2026年2月4日水曜日

団地は修繕できずに朽ちるのか?現場を見てきた建築家の実感|連載:暗く考えてない?実は明るい団地の暮らし

団地とリノベーションに詳しい建築家/不動産屋の吉永です。 

団地を購入して暮らし始めるにあたり、「将来、建物がボロボロになって長く住めないのではないか」と不安に感じる方も少なくないと思います。近年、分譲マンションにおいて修繕積立金が不足し、十分な修繕が行えず、廃墟のように傷んでいく事例が報道されることもあり、より古い時代に建てられた団地に不安を感じるのは無理もありません。
では、実際の団地の状況はどうなのでしょうか。


関西の分譲団地を継続的に見て回っている実感としては、致命的な状態に陥っている団地はごくわずかです。築年数相応に傷みが目立つと感じた団地でも、数年後に訪れると、外壁や共用部がきれいに修繕されている例をよく目にします。

多くの団地は築40年を超えています。一般に、外壁塗装の塗り替えや防水改修は12〜15年周期で実施され、水道管、照明、エレベーターなどの設備更新は築30〜40年程度で行われます。つまり、団地の多くはすでにこれらの大規模修繕・更新を一通り経験しています。現在の建物の状態や設備のコンディションが保たれているのであれば、適切な修繕が継続的に行われてきた証左と言えるでしょう。

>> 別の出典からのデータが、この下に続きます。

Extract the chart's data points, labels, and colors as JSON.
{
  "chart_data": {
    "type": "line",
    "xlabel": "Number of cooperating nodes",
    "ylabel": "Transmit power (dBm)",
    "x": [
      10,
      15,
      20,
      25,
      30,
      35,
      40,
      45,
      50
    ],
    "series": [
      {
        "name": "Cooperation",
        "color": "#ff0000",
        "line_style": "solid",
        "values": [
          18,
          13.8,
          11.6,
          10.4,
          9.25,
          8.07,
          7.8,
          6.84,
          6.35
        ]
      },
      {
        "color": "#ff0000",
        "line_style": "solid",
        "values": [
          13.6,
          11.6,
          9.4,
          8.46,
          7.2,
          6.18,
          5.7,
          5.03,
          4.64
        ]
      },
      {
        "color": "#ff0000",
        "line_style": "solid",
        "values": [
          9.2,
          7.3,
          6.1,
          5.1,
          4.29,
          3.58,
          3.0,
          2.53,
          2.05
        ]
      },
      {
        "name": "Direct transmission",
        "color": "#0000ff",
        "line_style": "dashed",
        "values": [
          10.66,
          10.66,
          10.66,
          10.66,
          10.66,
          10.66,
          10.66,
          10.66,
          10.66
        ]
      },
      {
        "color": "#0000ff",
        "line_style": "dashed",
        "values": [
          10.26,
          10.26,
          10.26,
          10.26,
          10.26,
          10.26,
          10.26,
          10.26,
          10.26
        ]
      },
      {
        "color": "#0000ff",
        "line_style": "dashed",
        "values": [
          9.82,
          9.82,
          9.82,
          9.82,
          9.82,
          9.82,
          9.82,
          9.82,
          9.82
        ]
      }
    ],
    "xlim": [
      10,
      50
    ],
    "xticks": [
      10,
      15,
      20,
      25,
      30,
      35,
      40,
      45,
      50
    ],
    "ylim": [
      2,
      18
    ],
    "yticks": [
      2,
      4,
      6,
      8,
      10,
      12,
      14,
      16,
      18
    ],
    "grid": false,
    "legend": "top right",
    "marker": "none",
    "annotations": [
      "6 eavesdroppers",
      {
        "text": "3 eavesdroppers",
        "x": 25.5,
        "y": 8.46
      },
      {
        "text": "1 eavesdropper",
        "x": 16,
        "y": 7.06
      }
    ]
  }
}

いわゆるエレベーターのない5階建て団地の場合、高額になりがちなエレベーター更新費用や給水ポンプ更新費用がもともと不要です。そのため、一般的な分譲マンションに比べて修繕内容がシンプルで、修繕積立金も比較的少額で済むという特徴があります。設備構成が単純な分、想定外の大規模トラブルが発生しにくく、月々の負担も抑えやすい傾向にあります。

さらに、団地はすでに複数回の修繕を経験しているため、必要な費用感や進め方が管理組合内で蓄積されています。急に修繕が進められなくなるといったトラブルも比較的起こりにくいのが実情です。

この「修繕の経験値の高さ」は、将来の維持管理がまだ未知数な新築マンションにはない、団地ならではのアドバンテージだと言えるでしょう。